Berjin’i katledenler yanıldı asıl Berjin ve Cizre kazandı; ‘Dik dur ve gülümse’

Cizre’nin gülen yüzü Berjin, kendisine dayatılan feodal ve geri zihniyetli kaleleri birer birer yıkarak yürüdüğü özgürlük yürüyüşünde en çok sevdiği kentte direnişin merkezi Cizre’de “Dik dur ve gülümse..." diyerek ölümsüzleşti.

Daha çocukluk yıllarında özgürlüğe sevdalanmıştı Cizre’nin gülen yüzü Berjin, kendisine dayatılan feodal ve geri zihniyetli kaleleri birer birer yıkarak yürüdüğü özgürlük yürüyüşünde en çok sevdiği kentte direnişin merkezi Cizre’de “Dik dur ve gülümse. Bırak zülüm altında neden hep gülümsediğini merak etsin zalimler” diyerek ölümsüzleşti.

AKP ve Erdoğan’ın Kürt halkının en meşru talebi olan öz yönetimlere karşı geliştirdiği soykırım politikalarına karşı Cizre’de direnirken, Sarayın paralı katilleri tarafından vahşice bodrum katında yakılarak katledilen Berjin Demirkaya, ardında Kürdistan’da direnen kadınların ve çocukların dillerinden hiç düşürmeyeceği bir yaşam ve direniş öyküsü bırakarak ölümsüzleşti. Berjin Erdoğan’a şu mesajı vererek ayrıldı aramızdan: “Erdoğan’ın unuttuğu bir şey var ‘Bizler yaşamı uğruna ölecek kadar çok seviyoruz. Akan kanlarımız toprakta can bulur yeniden yeşeririz ve güzellik katarız insanlığa. Utandırırız yine katliama sessiz kalanları. Çünkü biz güneşe sevdalı ölüme gülerek gidenlerdeniz.”

NEWROZ’UN GÜZELLİĞİNDE DÜNYAYA GELİR…

Erzurum’un Tekman ilçesine bağlı Geçit Köyü’nde (Madrak) 26 Mart 1977 yılında Newroz’un yaşama saçtığı güzellikler ortasında dünyaya gelen Berjin, 6 çocuklu bir ailenin kızı olarak Serhat’ın asi ve inatçı kişiliğini üzerinde taşıyarak büyümeye başlar.

Feodal yapının yoğun bir şekilde kendisini hissettirdiği bir köyde babasının yurtsever kişiliğinden kaynaklı İlk Okulu dünyaya geldiği Madrak köyünde bitirmeyi başarsa da Berjin, köy yaşamının zorluklarından kaynaklı eğitim hayatını devam ettiremez.
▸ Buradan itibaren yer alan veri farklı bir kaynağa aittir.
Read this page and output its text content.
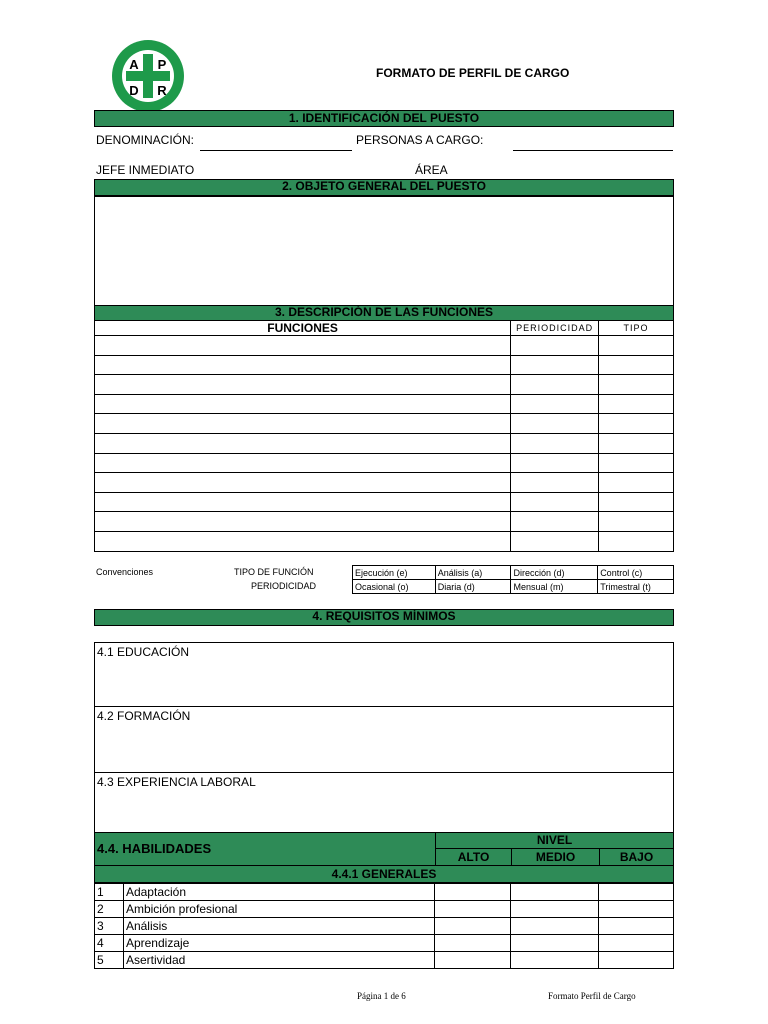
A P
D R
FORMATO DE PERFIL DE CARGO
1. IDENTIFICACIÓN DEL PUESTO
DENOMINACIÓN:	PERSONAS A CARGO:
JEFE INMEDIATO	ÁREA
2. OBJETO GENERAL DEL PUESTO
3. DESCRIPCIÓN DE LAS FUNCIONES
FUNCIONES	PERIODICIDAD	TIPO

Convenciones	TIPO DE FUNCIÓN
PERIODICIDAD
Ejecución (e)	Análisis (a)	Dirección (d)	Control (c)
Ocasional (o)	Diaria (d)	Mensual (m)	Trimestral (t)
4. REQUISITOS MÍNIMOS
4.1 EDUCACIÓN
4.2 FORMACIÓN
4.3 EXPERIENCIA LABORAL
4.4. HABILIDADES
NIVEL
ALTO	MEDIO	BAJO
4.4.1 GENERALES
1	Adaptación			
2	Ambición profesional			
3	Análisis			
4	Aprendizaje			
5	Asertividad			
Página 1 de 6	Formato Perfil de Cargo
Berjin, eğitim hayatına devam etme koşulları bulamasa da okumaktan ve kendisini geliştirmekten hiç geri bırakmaz. Daha çocuk yaşta babasının eve getirdiği kitapları alarak köyde bulunan tepelere çıkıp kitap okuyan Berjin, aynı zamanda babasının isteği üzerine her akşam Erivan ve Amerikan’ın sesi radyolarını dinleyerek olup bitenleri babasına aktarırmış.
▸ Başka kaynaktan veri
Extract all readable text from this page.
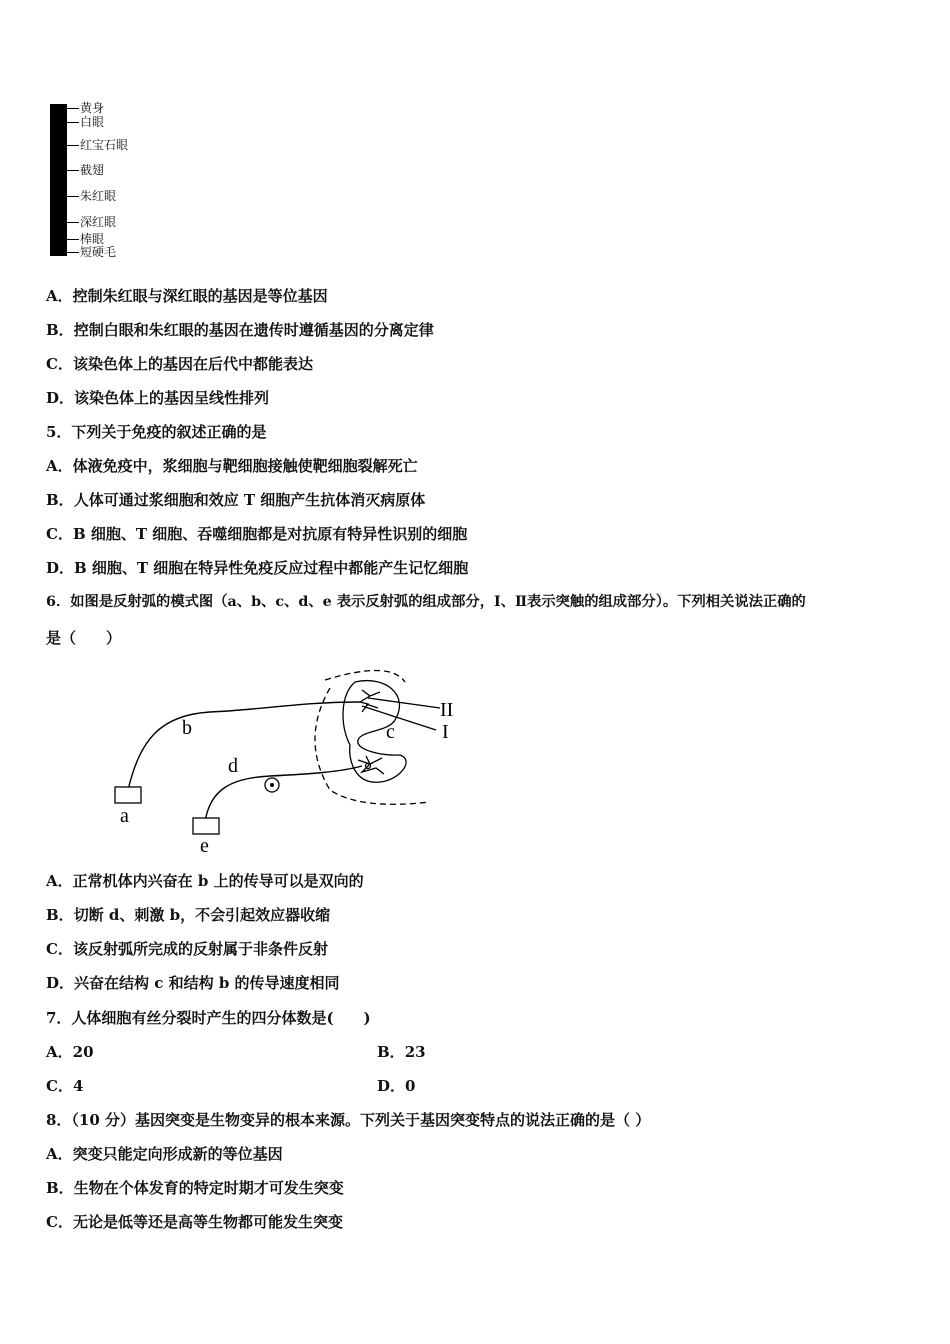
黄身
白眼
红宝石眼
截翅
朱红眼
深红眼
棒眼
短硬毛
A．控制朱红眼与深红眼的基因是等位基因
B．控制白眼和朱红眼的基因在遗传时遵循基因的分离定律
C．该染色体上的基因在后代中都能表达
D．该染色体上的基因呈线性排列
5．下列关于免疫的叙述正确的是
A．体液免疫中，浆细胞与靶细胞接触使靶细胞裂解死亡
B．人体可通过浆细胞和效应 T 细胞产生抗体消灭病原体
C．B 细胞、T 细胞、吞噬细胞都是对抗原有特异性识别的细胞
D．B 细胞、T 细胞在特异性免疫反应过程中都能产生记忆细胞
6．如图是反射弧的模式图（a、b、c、d、e 表示反射弧的组成部分，Ⅰ、Ⅱ表示突触的组成部分）。下列相关说法正确的
是（　　）
b	c
d
a
e
II
I
A．正常机体内兴奋在 b 上的传导可以是双向的
B．切断 d、刺激 b，不会引起效应器收缩
C．该反射弧所完成的反射属于非条件反射
D．兴奋在结构 c 和结构 b 的传导速度相同
7．人体细胞有丝分裂时产生的四分体数是(　　)
A．20	B．23
C．4	D．0
8．（10 分）基因突变是生物变异的根本来源。下列关于基因突变特点的说法正确的是（ ）
A．突变只能定向形成新的等位基因
B．生物在个体发育的特定时期才可发生突变
C．无论是低等还是高等生物都可能发生突变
DAHA ÇOCUKKEN ÖZGÜRLÜĞE SEVDALANIR

Okuduğu kitaplardan ve her gün dinlediği radyolardan küçük bir köyün dışında bir yaşamın var olduğu bilinciyle büyüyen Berjin, daha çocuk yaştayken köylerine gelen PKK gerillalarından çok etkilenir. Onların köye gelmesini her gün dört gözle bekleyen Berjin, gerillalara söylemek için hep türküler ezberlermiş. Bu anıları Berjin’in kardeşi Rüştü Demirkaya şu şekilde dile getiriyor: “Ben daha çok küçüktüm, gerillalara şarkı söylemek için ablam Berjin ile hep yarışırdık. Onun sesi çok güzeldi dinlediği türküleri hemen ezberler ve gerillalar geldiğinde onlara büyük bir sevinçle söylerdi.”
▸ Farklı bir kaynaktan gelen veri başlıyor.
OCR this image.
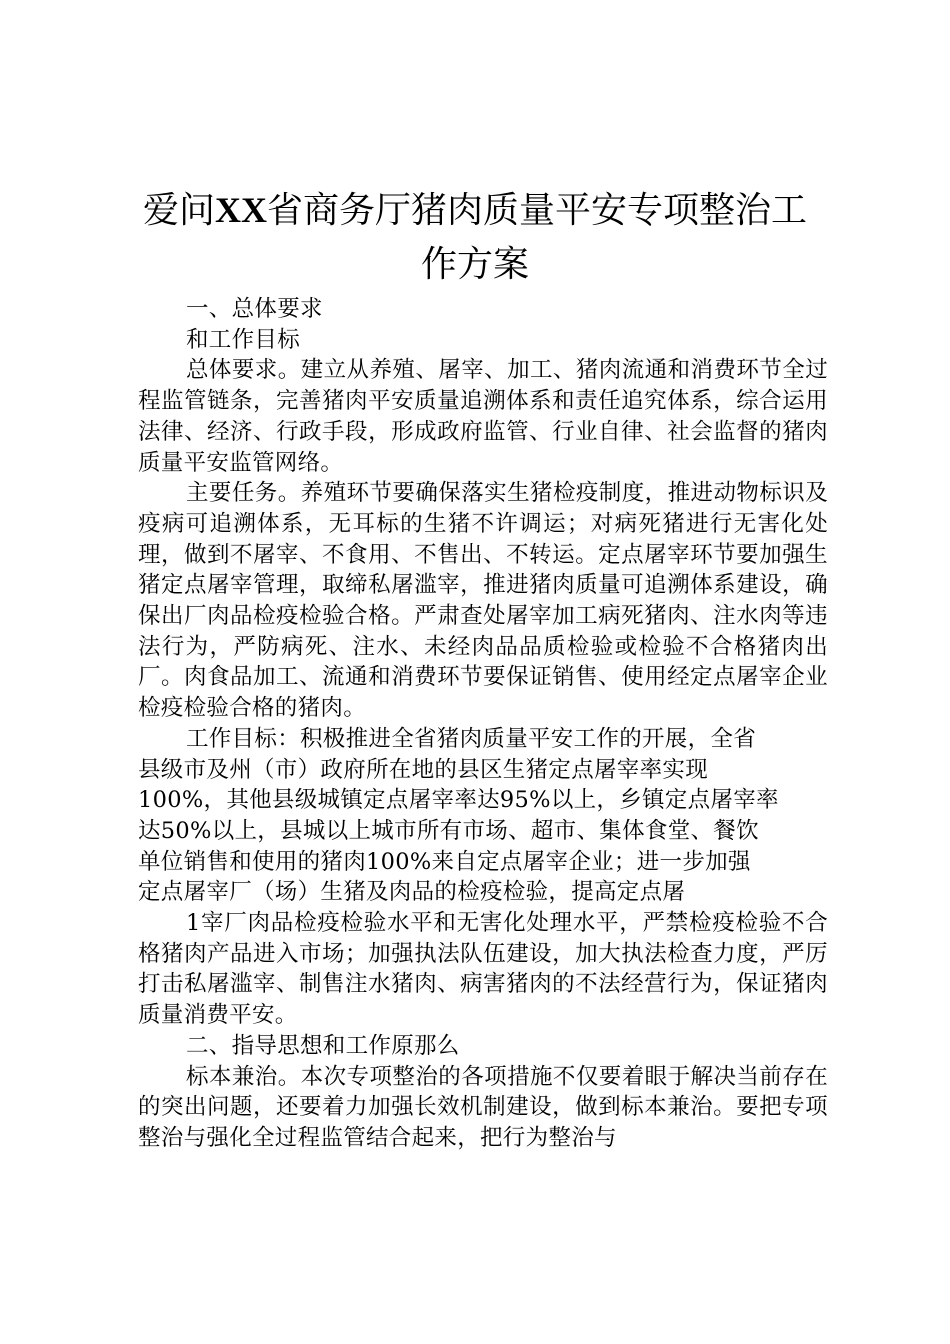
爱问XX省商务厅猪肉质量平安专项整治工
作方案

一、总体要求

和工作目标

总体要求。建立从养殖、屠宰、加工、猪肉流通和消费环节全过程监管链条，完善猪肉平安质量追溯体系和责任追究体系，综合运用法律、经济、行政手段，形成政府监管、行业自律、社会监督的猪肉质量平安监管网络。

主要任务。养殖环节要确保落实生猪检疫制度，推进动物标识及疫病可追溯体系，无耳标的生猪不许调运；对病死猪进行无害化处理，做到不屠宰、不食用、不售出、不转运。定点屠宰环节要加强生猪定点屠宰管理，取缔私屠滥宰，推进猪肉质量可追溯体系建设，确保出厂肉品检疫检验合格。严肃查处屠宰加工病死猪肉、注水肉等违法行为，严防病死、注水、未经肉品品质检验或检验不合格猪肉出厂。肉食品加工、流通和消费环节要保证销售、使用经定点屠宰企业检疫检验合格的猪肉。

工作目标：积极推进全省猪肉质量平安工作的开展，全省
县级市及州（市）政府所在地的县区生猪定点屠宰率实现
100%，其他县级城镇定点屠宰率达95%以上，乡镇定点屠宰率
达50%以上，县城以上城市所有市场、超市、集体食堂、餐饮
单位销售和使用的猪肉100%来自定点屠宰企业；进一步加强
定点屠宰厂（场）生猪及肉品的检疫检验，提高定点屠

1宰厂肉品检疫检验水平和无害化处理水平，严禁检疫检验不合格猪肉产品进入市场；加强执法队伍建设，加大执法检查力度，严厉打击私屠滥宰、制售注水猪肉、病害猪肉的不法经营行为，保证猪肉质量消费平安。

二、指导思想和工作原那么

标本兼治。本次专项整治的各项措施不仅要着眼于解决当前存在的突出问题，还要着力加强长效机制建设，做到标本兼治。要把专项整治与强化全过程监管结合起来，把行为整治与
EMEĞİYLE KENDİSİNİ VAR ETTİ…

Berjin’in doğayı çok sevdiğini söyleyen kardeş Demirkaya, “Babam arıcılık yapardı. Onlarca arı kovanımız vardı. Babam çoğu zaman işi gereği köyde olmazdı, bütün arılara ablam bakardı. Berjin doğayla bütünleşmek için sabah uyanır uyanmaz arı kovanlarının olduğu yere gider burada hem kitap okur hem de arılarla ilgilenirdi” diye ekliyor.

FEODAL YAPIYA HİÇBİR ZAMAN BOYUN EĞMEDİ…

Köydeki feodal yapıya da hiçbir zaman boyun eğmeyen Berjin, kadının hiçbir zaman bir erkeğin egemenliği altında yaşamaması gerektiğini kendisine daha çocuk yaşta felsefe edinmiş bir yapıya sahip birisiydi. Ablası görücü usulü ile evlendirildiğinde bu duruma en büyük tepki yine Berjin’den gelir. Yine Berjin kendi özgür iradesiyle tanıştığı bir gençle nişanlansa da kısa bir zaman sonra ‘Bir erkeğin egemenliğinde yaşamak bana göre değil. Bir ilişki olacaksa özgür olmalı’ diyerek nişanı bozar.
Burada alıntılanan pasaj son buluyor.